Condell, qui commandait la Covadonga, n’attendit pas l’Independencia, et battit en retraite vers le sud, entraînant à sa poursuite son farouche adversaire. L’Esmeralda, dont la machine avariée fonctionnait à peine, dressa ses batteries. Son jeune capitaine, Arturo Prat, rassembla l’équipage et lui dit simplement qu’on allait mourir. Au sommet du grand mât, le pavillon tricolore claquait sous la brise. Le soleil incendiait le Pacifique. La garnison d’Iquique, debout sur le rivage, avait couché en joue les marins du Chili, prête à faire feu s’ils reculaient vers le port.
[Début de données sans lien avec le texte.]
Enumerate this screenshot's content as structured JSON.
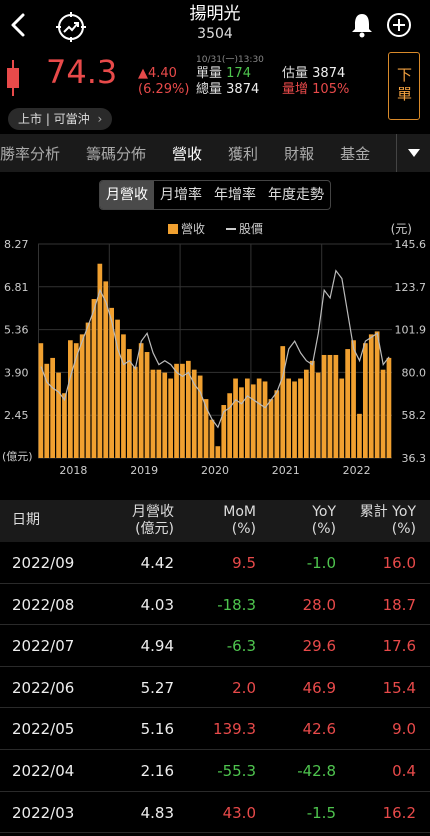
{
  "header": {
    "name": "揚明光",
    "code": "3504"
  },
  "quote": {
    "price": "74.3",
    "change": "▲4.40",
    "change_pct": "(6.29%)",
    "time": "10/31(一)13:30",
    "volume_label": "單量",
    "volume_value": "174",
    "total_label": "總量",
    "total_value": "3874",
    "est_label": "估量",
    "est_value": "3874",
    "increase_label": "量增",
    "increase_value": "105%",
    "status": "上市 | 可當沖",
    "order_label": "下單",
    "colors": {
      "up": "#e84a4a",
      "down": "#4ec44e",
      "accent": "#f0a030"
    }
  },
  "tabs": [
    "勝率分析",
    "籌碼分佈",
    "營收",
    "獲利",
    "財報",
    "基金"
  ],
  "active_tab": 2,
  "segments": [
    "月營收",
    "月增率",
    "年增率",
    "年度走勢"
  ],
  "active_segment": 0,
  "legend": {
    "revenue": "營收",
    "price": "股價",
    "unit_right": "(元)",
    "unit_left": "(億元)"
  },
  "chart_data": {
    "type": "bar",
    "left_axis": {
      "ticks": [
        "8.27",
        "6.81",
        "5.36",
        "3.90",
        "2.45"
      ],
      "ylim": [
        1.0,
        8.27
      ],
      "label": "(億元)"
    },
    "right_axis": {
      "ticks": [
        "145.6",
        "123.7",
        "101.9",
        "80.0",
        "58.2",
        "36.3"
      ],
      "ylim": [
        36.3,
        145.6
      ],
      "label": "(元)"
    },
    "x_ticks": [
      "2018",
      "2019",
      "2020",
      "2021",
      "2022"
    ],
    "series": [
      {
        "name": "營收",
        "color": "#f0a030",
        "values": [
          4.9,
          4.2,
          4.4,
          3.9,
          3.2,
          5.0,
          4.9,
          5.2,
          5.6,
          6.4,
          7.6,
          7.0,
          6.1,
          5.7,
          5.2,
          4.7,
          4.1,
          4.9,
          4.6,
          4.0,
          4.0,
          3.9,
          3.7,
          4.2,
          4.2,
          4.3,
          4.0,
          3.8,
          3.0,
          2.3,
          1.4,
          2.8,
          3.2,
          3.7,
          3.4,
          3.7,
          3.5,
          3.7,
          3.6,
          3.0,
          3.3,
          4.8,
          3.7,
          3.6,
          3.7,
          4.0,
          4.3,
          3.9,
          4.5,
          4.5,
          4.5,
          3.7,
          4.7,
          5.0,
          2.5,
          4.9,
          5.2,
          5.3,
          4.0,
          4.4
        ],
        "highlight_latest": [
          2.16,
          5.16,
          5.27,
          4.94,
          4.03,
          4.42
        ]
      },
      {
        "name": "股價",
        "color": "#bbbbbb",
        "values": [
          83,
          75,
          72,
          70,
          66,
          78,
          88,
          96,
          104,
          112,
          122,
          116,
          106,
          92,
          84,
          86,
          82,
          96,
          100,
          90,
          84,
          86,
          84,
          80,
          78,
          80,
          74,
          70,
          62,
          56,
          52,
          60,
          62,
          66,
          64,
          68,
          66,
          64,
          62,
          66,
          70,
          78,
          92,
          96,
          90,
          86,
          84,
          100,
          122,
          118,
          132,
          128,
          110,
          92,
          86,
          96,
          98,
          100,
          84,
          88
        ]
      }
    ]
  },
  "table": {
    "headers": {
      "date": "日期",
      "rev_a": "月營收",
      "rev_b": "(億元)",
      "mom_a": "MoM",
      "mom_b": "(%)",
      "yoy_a": "YoY",
      "yoy_b": "(%)",
      "cum_a": "累計 YoY",
      "cum_b": "(%)"
    },
    "rows": [
      {
        "date": "2022/09",
        "rev": "4.42",
        "mom": "9.5",
        "yoy": "-1.0",
        "cum": "16.0"
      },
      {
        "date": "2022/08",
        "rev": "4.03",
        "mom": "-18.3",
        "yoy": "28.0",
        "cum": "18.7"
      },
      {
        "date": "2022/07",
        "rev": "4.94",
        "mom": "-6.3",
        "yoy": "29.6",
        "cum": "17.6"
      },
      {
        "date": "2022/06",
        "rev": "5.27",
        "mom": "2.0",
        "yoy": "46.9",
        "cum": "15.4"
      },
      {
        "date": "2022/05",
        "rev": "5.16",
        "mom": "139.3",
        "yoy": "42.6",
        "cum": "9.0"
      },
      {
        "date": "2022/04",
        "rev": "2.16",
        "mom": "-55.3",
        "yoy": "-42.8",
        "cum": "0.4"
      },
      {
        "date": "2022/03",
        "rev": "4.83",
        "mom": "43.0",
        "yoy": "-1.5",
        "cum": "16.2"
      }
    ]
  }
}
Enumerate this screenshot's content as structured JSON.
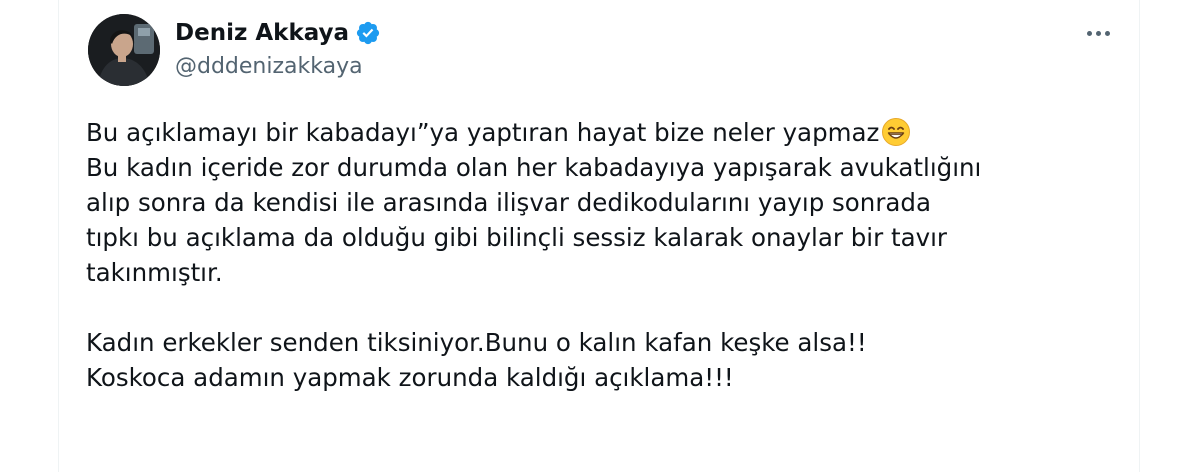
{
  "author": {
    "display_name": "Deniz Akkaya",
    "handle": "@dddenizakkaya",
    "verified": true,
    "accent_color": "#1d9bf0"
  },
  "icons": {
    "verified": "verified-badge-icon",
    "more": "more-options-icon",
    "emoji": "grinning-face-with-smiling-eyes-emoji"
  },
  "tweet": {
    "lines": [
      "Bu açıklamayı bir kabadayı”ya yaptıran hayat bize neler yapmaz",
      "Bu kadın içeride zor durumda olan her kabadayıya yapışarak avukatlığını",
      "alıp sonra da kendisi ile arasında ilişvar dedikodularını yayıp sonrada",
      "tıpkı bu açıklama da olduğu gibi bilinçli sessiz kalarak onaylar bir tavır",
      "takınmıştır.",
      "",
      "Kadın erkekler senden tiksiniyor.Bunu  o kalın kafan keşke alsa!!",
      "Koskoca adamın yapmak zorunda kaldığı açıklama!!!"
    ]
  }
}
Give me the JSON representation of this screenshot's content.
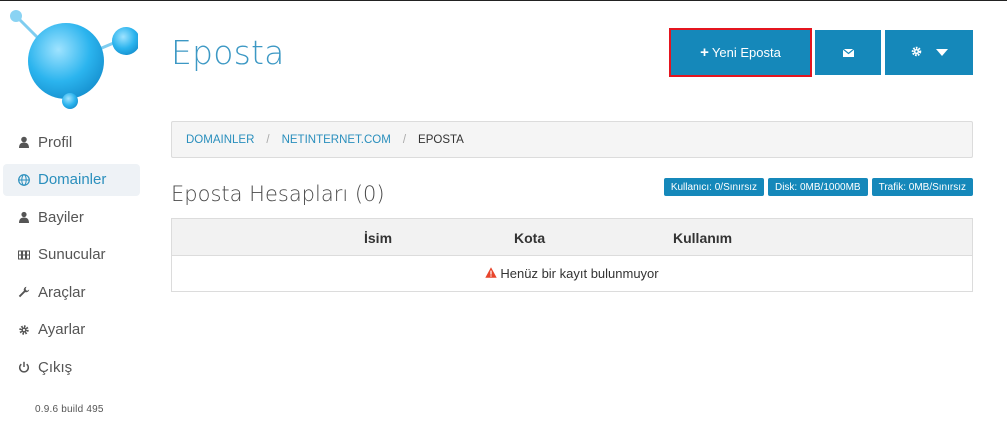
{
  "sidebar": {
    "items": [
      {
        "label": "Profil",
        "icon": "user-icon",
        "active": false
      },
      {
        "label": "Domainler",
        "icon": "globe-icon",
        "active": true
      },
      {
        "label": "Bayiler",
        "icon": "users-icon",
        "active": false
      },
      {
        "label": "Sunucular",
        "icon": "server-icon",
        "active": false
      },
      {
        "label": "Araçlar",
        "icon": "wrench-icon",
        "active": false
      },
      {
        "label": "Ayarlar",
        "icon": "gear-icon",
        "active": false
      },
      {
        "label": "Çıkış",
        "icon": "power-icon",
        "active": false
      }
    ],
    "version": "0.9.6 build 495"
  },
  "header": {
    "title": "Eposta",
    "new_button_label": "Yeni Eposta"
  },
  "breadcrumb": {
    "items": [
      "DOMAINLER",
      "NETINTERNET.COM"
    ],
    "current": "EPOSTA"
  },
  "section": {
    "title": "Eposta Hesapları (0)",
    "badges": [
      "Kullanıcı: 0/Sınırsız",
      "Disk: 0MB/1000MB",
      "Trafik: 0MB/Sınırsız"
    ]
  },
  "table": {
    "columns": [
      "İsim",
      "Kota",
      "Kullanım"
    ],
    "empty_message": "Henüz bir kayıt bulunmuyor"
  },
  "colors": {
    "accent": "#1588ba",
    "highlight_border": "#e4151f",
    "warning": "#e8452c"
  }
}
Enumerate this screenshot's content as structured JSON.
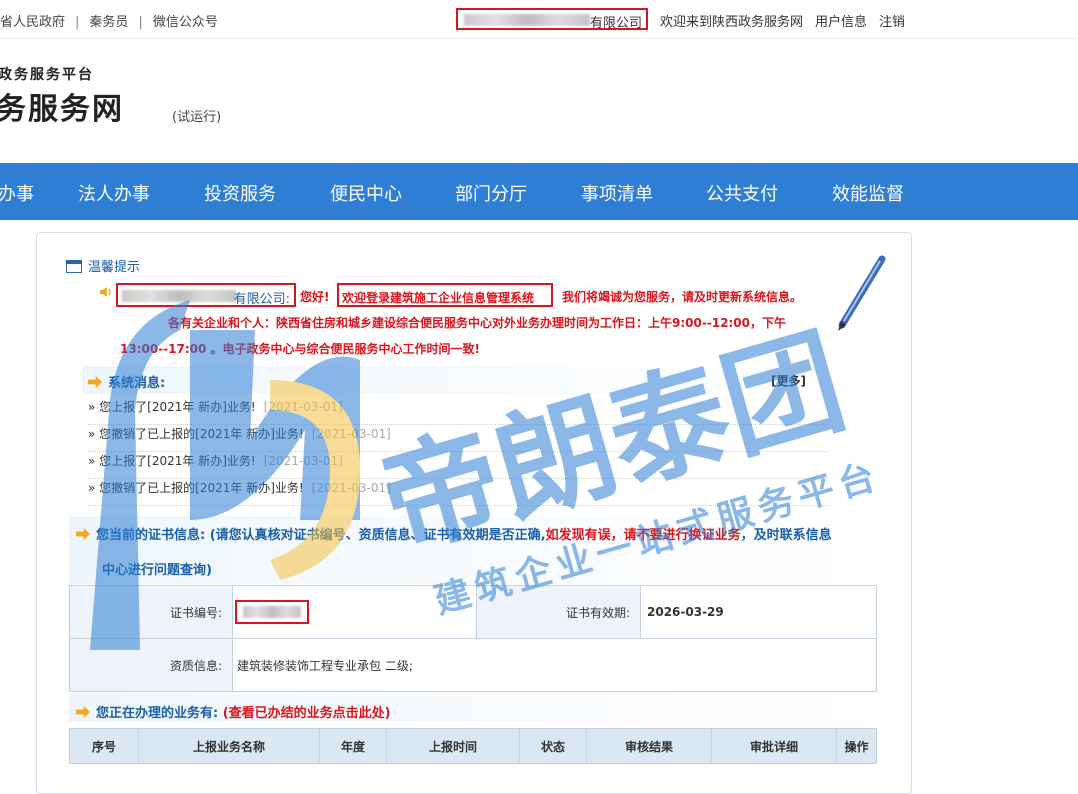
{
  "top": {
    "links": [
      "省人民政府",
      "秦务员",
      "微信公众号"
    ],
    "company_suffix": "有限公司",
    "welcome": "欢迎来到陕西政务服务网",
    "user_info": "用户信息",
    "logout": "注销"
  },
  "brand": {
    "line1": "政务服务平台",
    "line2": "务服务网",
    "trial": "(试运行)"
  },
  "nav": [
    "办事",
    "法人办事",
    "投资服务",
    "便民中心",
    "部门分厅",
    "事项清单",
    "公共支付",
    "效能监督"
  ],
  "tip": {
    "title": "温馨提示",
    "company_suffix": "有限公司:",
    "hello": "您好!",
    "welcome": "欢迎登录建筑施工企业信息管理系统",
    "promise": "我们将竭诚为您服务，请及时更新系统信息。",
    "notice_line1": "各有关企业和个人：陕西省住房和城乡建设综合便民服务中心对外业务办理时间为工作日：上午9:00--12:00，下午",
    "notice_line2": "13:00--17:00 。电子政务中心与综合便民服务中心工作时间一致!"
  },
  "system": {
    "title": "系统消息:",
    "more": "[更多]",
    "messages": [
      {
        "text": "» 您上报了[2021年 新办]业务!",
        "date": "[2021-03-01]"
      },
      {
        "text": "» 您撤销了已上报的[2021年 新办]业务!",
        "date": "[2021-03-01]"
      },
      {
        "text": "» 您上报了[2021年 新办]业务!",
        "date": "[2021-03-01]"
      },
      {
        "text": "» 您撤销了已上报的[2021年 新办]业务!",
        "date": "[2021-03-01]"
      }
    ]
  },
  "cert": {
    "title": "您当前的证书信息:",
    "hint_a": "(请您认真核对证书编号、资质信息、证书有效期是否正确,",
    "hint_red": "如发现有误，请不要进行换证业务",
    "hint_b": "，及时联系信息",
    "hint_line2": "中心进行问题查询)",
    "no_label": "证书编号:",
    "valid_label": "证书有效期:",
    "valid_value": "2026-03-29",
    "qual_label": "资质信息:",
    "qual_value": "建筑装修装饰工程专业承包 二级;"
  },
  "business": {
    "title": "您正在办理的业务有:",
    "link": "(查看已办结的业务点击此处)",
    "columns": [
      "序号",
      "上报业务名称",
      "年度",
      "上报时间",
      "状态",
      "审核结果",
      "审批详细",
      "操作"
    ]
  },
  "watermark": {
    "big": "帝朗泰团",
    "small": "建筑企业一站式服务平台"
  },
  "colors": {
    "nav_bg": "#2e7ed6",
    "alert_red": "#d9161c",
    "link_blue": "#1a5fa8",
    "accent_orange": "#f5a623"
  }
}
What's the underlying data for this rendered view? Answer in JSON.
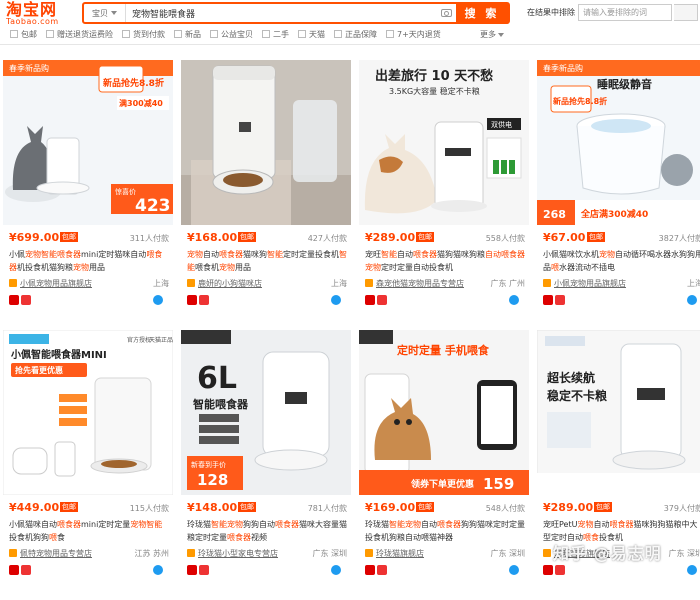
{
  "header": {
    "logo": "淘宝网",
    "logo_sub": "Taobao.com",
    "scope_label": "宝贝",
    "query": "宠物智能喂食器",
    "search_button": "搜 索",
    "within_label": "在结果中排除",
    "within_placeholder": "请输入要排除的词"
  },
  "filters": [
    "包邮",
    "赠送退货运费险",
    "货到付款",
    "新品",
    "公益宝贝",
    "二手",
    "天猫",
    "正品保障",
    "7+天内退货"
  ],
  "more_label": "更多",
  "products": [
    {
      "price": "¥699.00",
      "badge": "包邮",
      "sold": "311人付款",
      "title_parts": [
        [
          "小佩",
          "n"
        ],
        [
          "宠物智能喂食器",
          "h"
        ],
        [
          "mini定时猫咪自动",
          "n"
        ],
        [
          "喂食器",
          "h"
        ],
        [
          "机投食机猫狗粮",
          "n"
        ],
        [
          "宠物",
          "h"
        ],
        [
          "用品",
          "n"
        ]
      ],
      "shop": "小佩宠物用品旗舰店",
      "location": "上海",
      "image": {
        "top_label": "春季新品购",
        "promo1": "满300减40",
        "promo2": "惊喜价",
        "promo_price": "423",
        "deal": "新品抢先8.8折"
      }
    },
    {
      "price": "¥168.00",
      "badge": "包邮",
      "sold": "427人付款",
      "title_parts": [
        [
          "宠物",
          "h"
        ],
        [
          "自动",
          "n"
        ],
        [
          "喂食器",
          "h"
        ],
        [
          "猫咪狗",
          "n"
        ],
        [
          "智能",
          "h"
        ],
        [
          "定时定量投食机",
          "n"
        ],
        [
          "智能",
          "h"
        ],
        [
          "喂食机",
          "n"
        ],
        [
          "宠物",
          "h"
        ],
        [
          "用品",
          "n"
        ]
      ],
      "shop": "鹿妍的小狗猫咪店",
      "location": "上海",
      "image": {}
    },
    {
      "price": "¥289.00",
      "badge": "包邮",
      "sold": "558人付款",
      "title_parts": [
        [
          "宠旺",
          "n"
        ],
        [
          "智能",
          "h"
        ],
        [
          "自动",
          "n"
        ],
        [
          "喂食器",
          "h"
        ],
        [
          "猫狗猫咪狗粮",
          "n"
        ],
        [
          "自动喂食器",
          "h"
        ],
        [
          "宠物",
          "h"
        ],
        [
          "定时定量",
          "n"
        ],
        [
          "自动投食机",
          "n"
        ]
      ],
      "shop": "森宠他猫宠物用品专营店",
      "location": "广东 广州",
      "image": {
        "headline": "出差旅行 10 天不愁",
        "sub": "3.5KG大容量 稳定不卡粮",
        "tag": "双供电"
      }
    },
    {
      "price": "¥67.00",
      "badge": "包邮",
      "sold": "3827人付款",
      "title_parts": [
        [
          "小佩猫咪饮水机",
          "n"
        ],
        [
          "宠物",
          "h"
        ],
        [
          "自动循环喝水器",
          "n"
        ],
        [
          "水狗狗用品",
          "n"
        ],
        [
          "喂",
          "h"
        ],
        [
          "水器流动不插电",
          "n"
        ]
      ],
      "shop": "小佩宠物用品旗舰店",
      "location": "上海",
      "image": {
        "top_label": "春季新品购",
        "headline": "睡眠级静音",
        "promo1": "全店满300减40",
        "promo_price": "268",
        "deal": "新品抢先8.8折"
      }
    },
    {
      "price": "¥449.00",
      "badge": "包邮",
      "sold": "115人付款",
      "title_parts": [
        [
          "小佩猫咪自动",
          "n"
        ],
        [
          "喂食器",
          "h"
        ],
        [
          "mini定时定量",
          "n"
        ],
        [
          "宠物智能",
          "h"
        ],
        [
          "投食机",
          "n"
        ],
        [
          "狗狗",
          "n"
        ],
        [
          "喂",
          "h"
        ],
        [
          "食",
          "n"
        ]
      ],
      "shop": "佩特宠物用品专营店",
      "location": "江苏 苏州",
      "image": {
        "headline": "小佩智能喂食器MINI",
        "sub": "抢先看更优惠",
        "note1": "官方授权",
        "note2": "天猫正品"
      }
    },
    {
      "price": "¥148.00",
      "badge": "包邮",
      "sold": "781人付款",
      "title_parts": [
        [
          "玲珑猫",
          "n"
        ],
        [
          "智能宠物",
          "h"
        ],
        [
          "狗狗自动",
          "n"
        ],
        [
          "喂食器",
          "h"
        ],
        [
          "猫咪大容量",
          "n"
        ],
        [
          "猫粮定时定量",
          "n"
        ],
        [
          "喂食器",
          "h"
        ],
        [
          "视频",
          "n"
        ]
      ],
      "shop": "玲珑猫小型家电专营店",
      "location": "广东 深圳",
      "image": {
        "big": "6L",
        "headline": "智能喂食器",
        "promo_price": "128",
        "deal": "新春到手价"
      }
    },
    {
      "price": "¥169.00",
      "badge": "包邮",
      "sold": "548人付款",
      "title_parts": [
        [
          "玲珑猫",
          "n"
        ],
        [
          "智能宠物",
          "h"
        ],
        [
          "自动",
          "n"
        ],
        [
          "喂食器",
          "h"
        ],
        [
          "狗狗猫咪定时定量投",
          "n"
        ],
        [
          "食机狗粮自动喂猫神器",
          "n"
        ]
      ],
      "shop": "玲珑猫旗舰店",
      "location": "广东 深圳",
      "image": {
        "headline": "定时定量 手机喂食",
        "promo_price": "159",
        "deal": "领券下单更优惠"
      }
    },
    {
      "price": "¥289.00",
      "badge": "包邮",
      "sold": "379人付款",
      "title_parts": [
        [
          "宠旺PetU",
          "n"
        ],
        [
          "宠物",
          "h"
        ],
        [
          "自动",
          "n"
        ],
        [
          "喂食器",
          "h"
        ],
        [
          "猫咪狗狗猫粮中大型",
          "n"
        ],
        [
          "定时自动",
          "n"
        ],
        [
          "喂食",
          "h"
        ],
        [
          "投食机",
          "n"
        ]
      ],
      "shop": "宠旺官方旗舰店",
      "location": "广东 深圳",
      "image": {
        "headline": "超长续航",
        "sub": "稳定不卡粮",
        "footer": "宠旺官方旗舰店"
      }
    }
  ],
  "watermark": "知乎 @易志明",
  "colors": {
    "accent": "#ff4400",
    "orange": "#ff5000"
  }
}
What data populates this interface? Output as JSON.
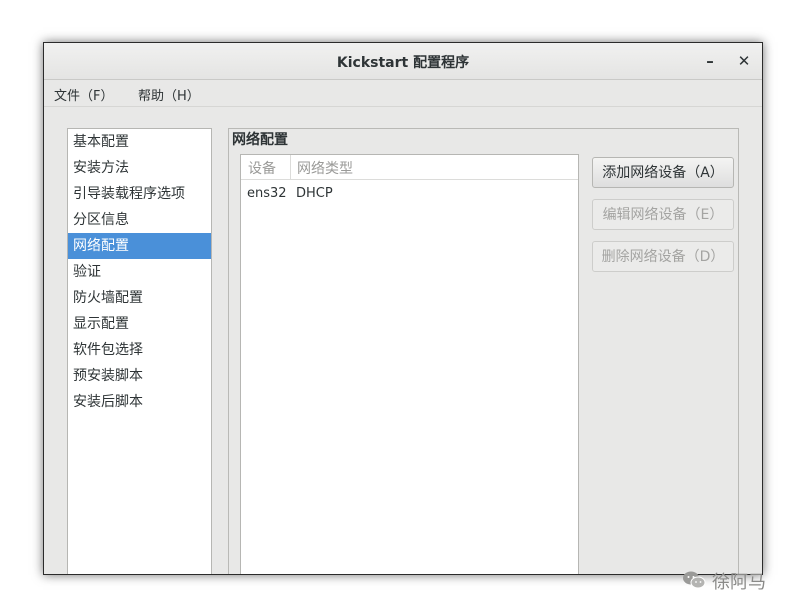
{
  "window": {
    "title": "Kickstart 配置程序",
    "minimize_glyph": "–",
    "close_glyph": "✕"
  },
  "menubar": {
    "items": [
      "文件（F）",
      "帮助（H）"
    ]
  },
  "sidebar": {
    "items": [
      "基本配置",
      "安装方法",
      "引导装载程序选项",
      "分区信息",
      "网络配置",
      "验证",
      "防火墙配置",
      "显示配置",
      "软件包选择",
      "预安装脚本",
      "安装后脚本"
    ],
    "selected_index": 4
  },
  "network_panel": {
    "title": "网络配置",
    "columns": [
      "设备",
      "网络类型"
    ],
    "rows": [
      [
        "ens32",
        "DHCP"
      ]
    ],
    "buttons": {
      "add": "添加网络设备（A）",
      "edit": "编辑网络设备（E）",
      "delete": "删除网络设备（D）"
    }
  },
  "watermark": {
    "icon": "wechat-icon",
    "text": "徐阿马"
  },
  "colors": {
    "selection": "#4a90d9",
    "window_bg": "#e8e8e7"
  }
}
Le Huascar commença l’attaque assez mollement. Les boulets ennemis n’entamaient point sa carapace, et il était persuadé que l’adversaire se lasserait bientôt d’un inutile héroïsme. Quand, après deux heures de volées d’artillerie, il comprit que les Chiliens n’amèneraient point leur pavillon, il se lança à toute vapeur sur la vieille corvette. L’Esmeralda esquiva l’éperon. Le monstre d’airain reprit son élan, et une seconde fois se rua. L’Esmeralda put encore se dérober. Mais au troisième coup, comme le Huascar rasait son flanc, Prat, suivi du lieutenant Serrano et d’hommes résolus, commanda l’abordage, et, le revolver au poing, bondit sur le tillac du cuirassé. La mer écarta les deux navires, et le fier jeune homme fut massacré avec ses compagnons. L’Esmeralda, la carcasse béante, s’enfonça dans les flots, et ses artilleurs brûlèrent leurs suprêmes cartouches au cri de « Viva e Chile ! » De 180 hommes, 60 seulement nagèrent autour du Huascar, où on les recueillit. L’un d’eux prétend que les Péruviens déchargèrent leurs rifles sur les têtes qui émergeaient, mais qu’aussitôt à bord ces mêmes ennemis les embrassèrent en pleurant. Je ne sais si la chose est prouvée ; elle ne m’étonnerait point : perfidie, tendresse, enthousiasme et cruauté, des larmes et des fusillades, des reviremens imprévus, qui proviennent moins de la mauvaise foi que d’une inconsciente légèreté, l’âme péruvienne est un audacieux mélange.

Cependant le Covadonga fuyait devant l’Independencia, et, tout en fuyant, ses deux canons ripostaient aux dix-huit bouches à feu de l’adversaire. Condell, que cette retraite victorieuse épuisait, eut une inspiration de génie. Fort du faible tirant d’eau de son navire et de son expérience des côtes, il se risqua sur des roches sous-marines. Où passait la Covadonga, l’Independencia devait se briser : elle s’y brisa. Il revint alors sur son sillage, et, avec la complicité de l’écueil, consomma la ruine de la frégate péruvienne.